During a D&E, doctors dilate the patient’s cervix and remove the fetus with suction and medical tools like forceps. The procedure is commonly used in the second trimester of pregnancy, usually after about 13 weeks of gestation. Nearly 1,800 of the almost 26,600 abortions reported to the Michigan Department of Health and Human Services in 2017 were D&E procedures, according to the Detroit News. Abortions in the first trimester are more common than in the second trimester.
Anti-abortion activists say the D&E procedure is cruel. But reproductive rights advocates say banning D&Es is an unconstitutional attempt to take away legal abortion rights guaranteed under Roe v. Wade, the landmark U.S. Supreme Court ruling from 1973.

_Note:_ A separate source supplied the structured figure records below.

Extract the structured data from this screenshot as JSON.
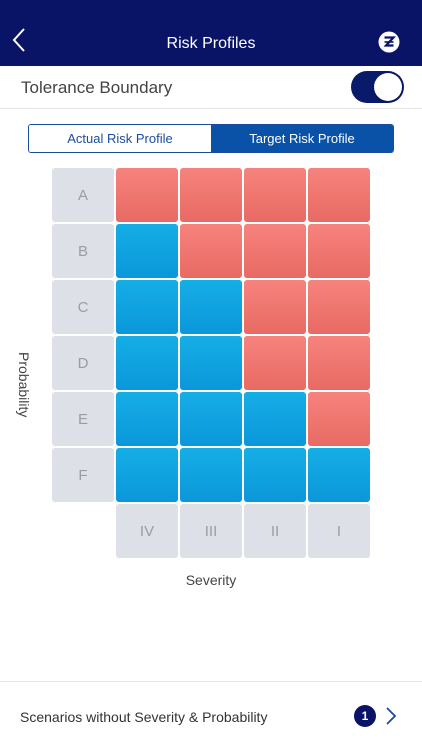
{
  "header": {
    "title": "Risk Profiles",
    "back_icon": "chevron-left-icon",
    "logo_icon": "zurich-logo-icon"
  },
  "tolerance": {
    "label": "Tolerance Boundary",
    "enabled": true
  },
  "tabs": [
    {
      "label": "Actual Risk Profile",
      "active": false
    },
    {
      "label": "Target Risk Profile",
      "active": true
    }
  ],
  "matrix": {
    "probability_labels": [
      "A",
      "B",
      "C",
      "D",
      "E",
      "F"
    ],
    "severity_labels": [
      "IV",
      "III",
      "II",
      "I"
    ],
    "cells": [
      [
        "red",
        "red",
        "red",
        "red"
      ],
      [
        "blue",
        "red",
        "red",
        "red"
      ],
      [
        "blue",
        "blue",
        "red",
        "red"
      ],
      [
        "blue",
        "blue",
        "red",
        "red"
      ],
      [
        "blue",
        "blue",
        "blue",
        "red"
      ],
      [
        "blue",
        "blue",
        "blue",
        "blue"
      ]
    ],
    "y_axis_label": "Probability",
    "x_axis_label": "Severity",
    "colors": {
      "red": "#ee736d",
      "blue": "#10a3e0",
      "label_bg": "#dde0e6"
    }
  },
  "footer": {
    "label": "Scenarios without Severity & Probability",
    "count": "1",
    "chevron_icon": "chevron-right-icon"
  }
}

In a letter obtained by Michigan Advance, the Michigan State Medical Society opposed the proposed state legislation, saying it would “hinder physician discretion to act within the standards of good medical practice and in the best interest of the patient.” The MSMS represents more than 15,000 physicians in the state.
MSMS President Dr. Betty Chu wrote that the American Congress of Obstetricians and Gynecologists says the D&E procedure is “evidence-based and medically preferred because it results in the fewest complications for women compared to alternative procedures,” according to the Advance.
Expecting Whitmer’s veto, Michigan Right to Life said it will create a petition drive for a citizen-led legislative initiative to bypass the governor and get the legislation passed. According to the Detroit Free Press, the anti-abortion lobbying group has gotten four bills passed into law this way in the last 32 years.
Those laws include banning public funds from paying for abortions for welfare recipients (1987), requiring parental consent before a minor receives an abortion (1990), defining a legal birth (2004), and requiring women to purchase an additional rider on their health insurance for abortion coverage (2013).
The only other states that have specific bans in effect on D&E procedures are Mississippi and West Virginia, with bans in eight other states on hold due to legal challenges. Michigan already had a ban on “partial-birth” abortions, medically known as “dilation and extraction,” a procedure in which doctors dilate the patient’s cervix and pull the fetus out intact through the birth canal, according to NPR.
“I can stand here and call out the hypocrisy of predominantly male legislators, most of whom, with zero medical background, somehow decided when they take office that they are medical experts and experts of women’s bodies and health care,” state Sen. Erika Geiss (D) said during the Senate vote on Tuesday.
“Instead of regulating the things that government should be regulating, the focus on regulating and criminalizing medical decisions and women’s health care is itself criminal.”
The vote comes on the heels of several other states restricting abortion access, including Alabama’s ongoing attempt to ban abortion with almost no exceptions. Georgia became the fourth state this year to pass a ban on abortion at six weeks of pregnancy, and a federal judge blocked a similar Kentucky bill earlier this year.
Many of these bills are being challenged in court, but anti-choice advocates and Republicans hope that the conservative-leaning Supreme Court will eventually overturn Roe v. Wade.
“We’ve seen what happens when politicians interfere in these deeply personal medical decisions,” ACLU Michigan policy strategist Merissa Kovach said in a statement. “In states that have passed other abortion bans, some women and their families have been put into horrific situations ― needing to end a pregnancy, but unable to do so.”